2/6/12: Joseph Barr: Risk Scoring and Future Directions (Id Analytics, Inc.)

Risk Scoring and Future Directions

Part 1: ID Analytics main business is scoring applications (for credit/services) for risks including identity/authenticity & credit.  By definition an application is a vector of identity elements (SSN, Name, Address, Phone, DOB, more), a vector known as “SNAPD”, as well as additional fields. ID Analytics process the data, extract pertinent features and calculate risk score on the fly. The entire process has a sub-second latency. At the basis of our analytics is the ID Network – a virtual graph with SNAPD-vectors as nodes. One can envision making a connection between two nodes if they share some identity element.  The weight of the edge is the strength of the connection.  As one can imagine various graphical parameters are the predominant inputs to our risk models.  At the time I write this, the ID network has 1.5 billion nodes (corresponding to number of transactions); this of course means that the graph is too large to be stored in memory, and needless to say, how we do it is a trade secret, but I will indicate some principles behind the ideas.

Part 2:
 The risk ID Analytics is scoring falls under the more general rubric of consumer behavior. We are interested in the spatial / temporal aspects of our network and how it related to macroeconomic and social data including demographics, geography, housing, census, interest rates, unemployment, federal deficit, foreign balance of trade and whatnot.  Under certain conditions, we will avail our data to an outside organization to participate in publishable research.
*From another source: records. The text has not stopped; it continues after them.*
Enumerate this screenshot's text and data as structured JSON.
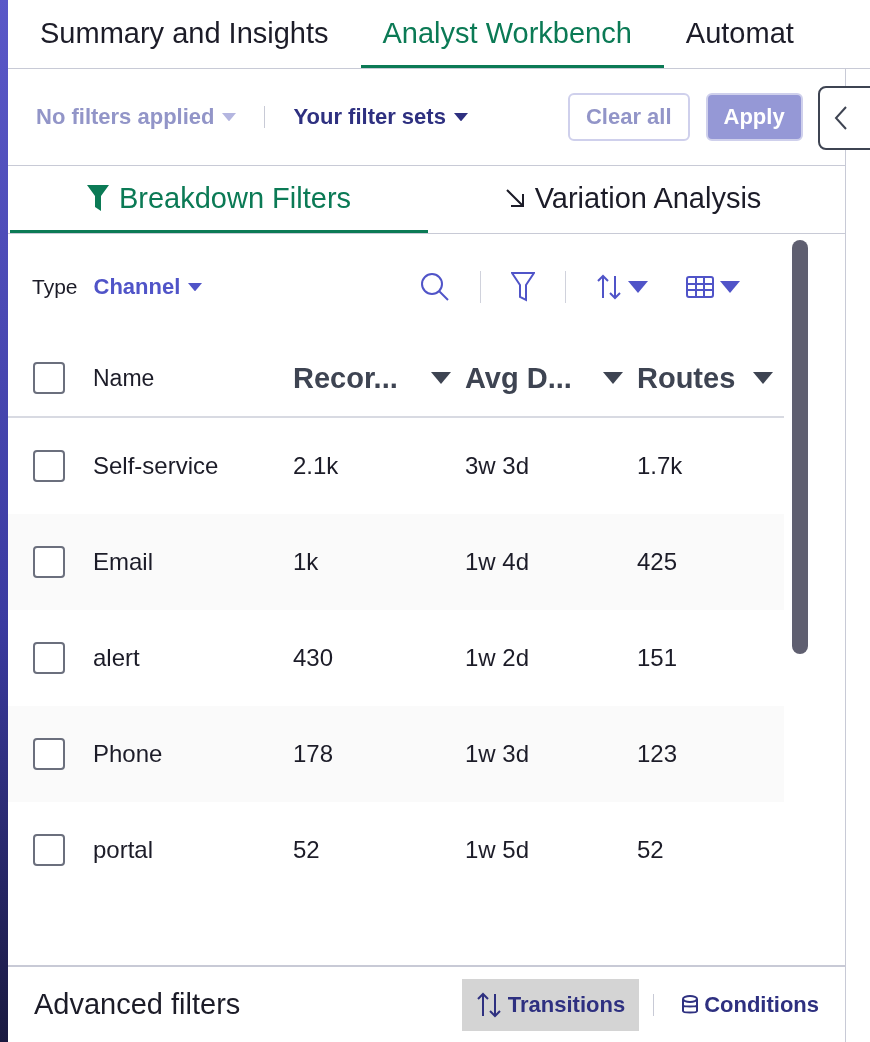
{
  "top_tabs": [
    {
      "label": "Summary and Insights",
      "selected": false
    },
    {
      "label": "Analyst Workbench",
      "selected": true
    },
    {
      "label": "Automat",
      "selected": false
    }
  ],
  "filter_bar": {
    "applied": {
      "label": "No filters applied",
      "disabled": true
    },
    "filter_sets": "Your filter sets",
    "buttons": [
      {
        "label": "Clear all",
        "kind": "outline",
        "disabled": true
      },
      {
        "label": "Apply",
        "kind": "primary",
        "disabled": true
      }
    ]
  },
  "sub_tabs": [
    {
      "label": "Breakdown Filters",
      "kind": "funnel",
      "selected": true
    },
    {
      "label": "Variation Analysis",
      "kind": "arrow",
      "selected": false
    }
  ],
  "type_selector": {
    "label": "Type",
    "value": "Channel"
  },
  "table": {
    "columns": [
      "Name",
      "Recor...",
      "Avg D...",
      "Routes"
    ],
    "all_checked": false,
    "rows": [
      {
        "checked": false,
        "cells": [
          "Self-service",
          "2.1k",
          "3w 3d",
          "1.7k"
        ]
      },
      {
        "checked": false,
        "cells": [
          "Email",
          "1k",
          "1w 4d",
          "425"
        ]
      },
      {
        "checked": false,
        "cells": [
          "alert",
          "430",
          "1w 2d",
          "151"
        ]
      },
      {
        "checked": false,
        "cells": [
          "Phone",
          "178",
          "1w 3d",
          "123"
        ]
      },
      {
        "checked": false,
        "cells": [
          "portal",
          "52",
          "1w 5d",
          "52"
        ]
      }
    ]
  },
  "advanced_filters": {
    "title": "Advanced filters",
    "buttons": [
      {
        "label": "Transitions",
        "kind": "transitions",
        "selected": true
      },
      {
        "label": "Conditions",
        "kind": "conditions",
        "selected": false
      }
    ]
  }
}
Introducing id:a labs, a research-oriented organization which promotes collaborations with academia and other research institutions.
 
Bio
Joseph Barr is the Chief Scientist at ID Analytics (www.idanalytics.com). After a few years in academia (as assistant professor at California Lutheran University,) he has spent the past 16+ years in industry as a risk & consumer behavior (analytics) professional. He was awarded a Ph.D. in mathematics from the University of New Mexico in 1991 on his work on graph colorings. His current interests include the application of statistics, machine-learning and combinatorial algorithms to risk management and consumer behavior.

http://www.linkedin.com/in/barranalytics

1/30/12: Vaclav Petricek: Data-driven Matchmaking at Scale (eHarmony, Inc.)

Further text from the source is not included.